Washington ha dado un nuevo paso en su estrategia de presión sobre Irán al anunciar un arancel del 25% dirigido a los países que mantengan relaciones comerciales con Teherán. La medida, planteada como un instrumento adicional a las sanciones ya existentes, amplía el alcance del pulso más allá de Irán y sitúa a terceros países y empresas en el centro de una disputa con implicaciones económicas y geopolíticas de gran calado.
El anuncio se enmarca en una política de máxima presión que Estados Unidos aplica desde hace años sobre la República Islámica, basada principalmente en sanciones financieras, energéticas y comerciales. A diferencia de estas restricciones, el nuevo arancel tendría un carácter indirecto o "secundario", penalizando el acceso al mercado estadounidense de aquellos socios que continúen comerciando con Irán. Aunque por el momento no se han detallado los mecanismos legales ni el calendario de aplicación, la amenaza introduce un nuevo factor de incertidumbre para el comercio internacional.
La economía iraní lleva tiempo resentida por el régimen de sanciones. La limitación de las exportaciones de petróleo y el acceso restringido al sistema financiero internacional han contribuido a una elevada inflación, la depreciación del rial y una pérdida sostenida de poder adquisitivo. En este contexto, el posible endurecimiento de las medidas estadounidenses busca reducir aún más los ingresos del país y aumentar el coste económico de su aislamiento.
El impacto potencial del arancel del 25% se extiende, sin embargo, mucho más allá de las fronteras iraníes. Irán mantiene relaciones comerciales con numerosos países, con China como principal socio y comprador de crudo.
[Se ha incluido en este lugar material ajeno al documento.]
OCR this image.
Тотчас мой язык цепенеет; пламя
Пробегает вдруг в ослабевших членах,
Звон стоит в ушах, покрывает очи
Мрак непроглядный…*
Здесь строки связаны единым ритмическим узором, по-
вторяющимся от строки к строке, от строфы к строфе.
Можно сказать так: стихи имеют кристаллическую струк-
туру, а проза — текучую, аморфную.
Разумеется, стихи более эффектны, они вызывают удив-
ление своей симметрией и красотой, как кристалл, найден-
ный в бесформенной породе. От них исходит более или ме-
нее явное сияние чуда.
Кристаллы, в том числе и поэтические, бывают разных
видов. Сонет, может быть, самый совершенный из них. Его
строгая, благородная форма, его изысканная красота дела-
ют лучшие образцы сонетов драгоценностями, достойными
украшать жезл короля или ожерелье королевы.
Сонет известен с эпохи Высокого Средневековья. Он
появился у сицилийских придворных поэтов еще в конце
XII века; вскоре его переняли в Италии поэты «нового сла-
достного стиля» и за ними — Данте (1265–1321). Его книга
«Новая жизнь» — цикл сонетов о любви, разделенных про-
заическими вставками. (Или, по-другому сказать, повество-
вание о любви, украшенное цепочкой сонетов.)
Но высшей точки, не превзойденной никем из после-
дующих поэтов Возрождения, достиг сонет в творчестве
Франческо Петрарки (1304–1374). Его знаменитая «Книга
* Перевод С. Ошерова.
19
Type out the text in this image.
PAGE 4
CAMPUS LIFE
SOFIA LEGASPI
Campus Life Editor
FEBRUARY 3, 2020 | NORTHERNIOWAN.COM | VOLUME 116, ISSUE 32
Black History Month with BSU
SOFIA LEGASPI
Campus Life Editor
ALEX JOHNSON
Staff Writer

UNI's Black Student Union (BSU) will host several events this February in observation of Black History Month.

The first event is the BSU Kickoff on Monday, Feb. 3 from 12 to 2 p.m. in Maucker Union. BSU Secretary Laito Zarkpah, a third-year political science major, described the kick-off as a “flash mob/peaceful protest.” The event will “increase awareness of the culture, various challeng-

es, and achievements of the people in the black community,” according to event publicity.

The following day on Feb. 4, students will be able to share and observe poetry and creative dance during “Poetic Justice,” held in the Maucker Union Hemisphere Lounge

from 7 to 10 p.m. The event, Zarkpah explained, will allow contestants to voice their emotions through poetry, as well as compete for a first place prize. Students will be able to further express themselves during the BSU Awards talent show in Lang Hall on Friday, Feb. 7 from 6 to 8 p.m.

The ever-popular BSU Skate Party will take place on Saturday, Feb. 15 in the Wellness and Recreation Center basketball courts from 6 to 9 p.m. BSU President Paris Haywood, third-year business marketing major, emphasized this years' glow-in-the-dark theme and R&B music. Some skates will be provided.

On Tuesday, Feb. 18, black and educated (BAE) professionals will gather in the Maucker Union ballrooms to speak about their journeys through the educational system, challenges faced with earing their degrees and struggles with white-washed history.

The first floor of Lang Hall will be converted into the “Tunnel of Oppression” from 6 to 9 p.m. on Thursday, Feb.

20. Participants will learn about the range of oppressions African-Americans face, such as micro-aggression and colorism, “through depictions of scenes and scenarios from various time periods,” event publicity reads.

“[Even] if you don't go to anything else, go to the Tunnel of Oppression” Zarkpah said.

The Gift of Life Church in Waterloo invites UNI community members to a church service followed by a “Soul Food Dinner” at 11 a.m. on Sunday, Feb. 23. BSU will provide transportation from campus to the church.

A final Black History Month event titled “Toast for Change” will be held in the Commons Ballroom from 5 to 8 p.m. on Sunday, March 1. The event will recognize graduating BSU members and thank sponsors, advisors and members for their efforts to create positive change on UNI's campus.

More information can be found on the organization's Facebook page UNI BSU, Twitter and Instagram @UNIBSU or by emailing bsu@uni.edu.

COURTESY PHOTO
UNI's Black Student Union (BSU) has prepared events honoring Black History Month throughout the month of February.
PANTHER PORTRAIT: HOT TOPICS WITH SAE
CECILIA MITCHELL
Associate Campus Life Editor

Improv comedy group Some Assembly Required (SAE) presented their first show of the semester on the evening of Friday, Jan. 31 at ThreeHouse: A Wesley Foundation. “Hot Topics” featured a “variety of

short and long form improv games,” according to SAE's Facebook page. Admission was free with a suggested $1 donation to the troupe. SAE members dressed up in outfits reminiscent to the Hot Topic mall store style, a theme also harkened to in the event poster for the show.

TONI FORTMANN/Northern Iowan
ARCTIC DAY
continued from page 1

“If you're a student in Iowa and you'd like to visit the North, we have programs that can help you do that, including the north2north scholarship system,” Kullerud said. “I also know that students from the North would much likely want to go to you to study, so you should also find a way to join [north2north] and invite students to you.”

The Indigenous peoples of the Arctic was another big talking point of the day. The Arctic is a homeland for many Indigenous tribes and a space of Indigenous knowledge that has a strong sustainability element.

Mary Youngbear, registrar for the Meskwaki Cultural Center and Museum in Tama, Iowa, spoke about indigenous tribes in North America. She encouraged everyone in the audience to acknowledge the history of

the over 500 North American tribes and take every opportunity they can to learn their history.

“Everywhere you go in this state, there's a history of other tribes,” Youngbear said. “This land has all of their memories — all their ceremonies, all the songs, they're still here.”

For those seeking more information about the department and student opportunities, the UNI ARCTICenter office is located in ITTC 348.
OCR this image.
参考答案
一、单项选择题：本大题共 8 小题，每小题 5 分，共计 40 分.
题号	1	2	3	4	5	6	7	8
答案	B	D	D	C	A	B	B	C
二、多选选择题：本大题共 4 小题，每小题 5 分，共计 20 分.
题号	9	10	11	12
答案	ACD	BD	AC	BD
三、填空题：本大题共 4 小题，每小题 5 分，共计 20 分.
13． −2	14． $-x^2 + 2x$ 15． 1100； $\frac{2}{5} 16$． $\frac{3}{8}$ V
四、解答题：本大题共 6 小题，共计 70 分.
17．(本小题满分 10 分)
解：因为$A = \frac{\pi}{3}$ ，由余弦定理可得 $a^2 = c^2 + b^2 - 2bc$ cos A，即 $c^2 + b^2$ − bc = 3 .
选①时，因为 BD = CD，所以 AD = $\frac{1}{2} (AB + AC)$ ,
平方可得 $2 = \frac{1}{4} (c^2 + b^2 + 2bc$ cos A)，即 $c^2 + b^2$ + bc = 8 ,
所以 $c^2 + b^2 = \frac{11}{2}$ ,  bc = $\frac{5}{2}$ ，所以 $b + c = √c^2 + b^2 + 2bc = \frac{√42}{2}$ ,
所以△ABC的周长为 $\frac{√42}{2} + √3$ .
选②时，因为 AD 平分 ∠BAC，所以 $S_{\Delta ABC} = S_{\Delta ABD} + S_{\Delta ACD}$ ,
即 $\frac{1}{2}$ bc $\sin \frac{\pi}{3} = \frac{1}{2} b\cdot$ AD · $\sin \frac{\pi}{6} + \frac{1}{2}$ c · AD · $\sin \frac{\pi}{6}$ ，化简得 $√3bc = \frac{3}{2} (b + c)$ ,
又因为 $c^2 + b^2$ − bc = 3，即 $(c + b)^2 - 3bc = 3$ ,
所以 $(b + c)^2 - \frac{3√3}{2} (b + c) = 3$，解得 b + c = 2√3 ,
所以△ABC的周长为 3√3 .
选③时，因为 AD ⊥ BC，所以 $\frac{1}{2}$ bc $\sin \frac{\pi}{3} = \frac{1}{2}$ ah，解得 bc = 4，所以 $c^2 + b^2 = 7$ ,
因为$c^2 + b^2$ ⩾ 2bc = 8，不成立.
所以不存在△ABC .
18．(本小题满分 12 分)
Una penalización arancelaria sobre terceros podría tensionar aún más las relaciones comerciales entre Washington y Pekín y afectar a empresas que operan en cadenas de suministro complejas, donde rastrear el origen de productos y flujos energéticos no siempre es sencillo.
Los mercados han reaccionado con cautela ante la posibilidad de una escalada económica y política. El sector energético es uno de los más sensibles, dado el peso de Irán en la geopolítica del petróleo y la importancia de rutas estratégicas como el estrecho de Ormuz. Analistas advierten de que cualquier alteración significativa del comercio o de la percepción de riesgo en la región podría trasladarse rápidamente a los precios y a la volatilidad de los mercados.
La presión económica coincide además con un endurecimiento del discurso político. Donald Trump ha reiterado que no descarta "otras opciones" si Irán no cambia su comportamiento, una referencia que mantiene abierta la posibilidad de una respuesta militar, aunque sin anuncios concretos. Desde Teherán, las autoridades han condenado la medida, calificándola de intento de asfixia económica, y han advertido de que una escalada podría tener consecuencias para la estabilidad regional.
A la espera de conocer si el arancel anunciado se traduce en una normativa efectiva, empresas e inversores observan con atención los próximos movimientos de Washington.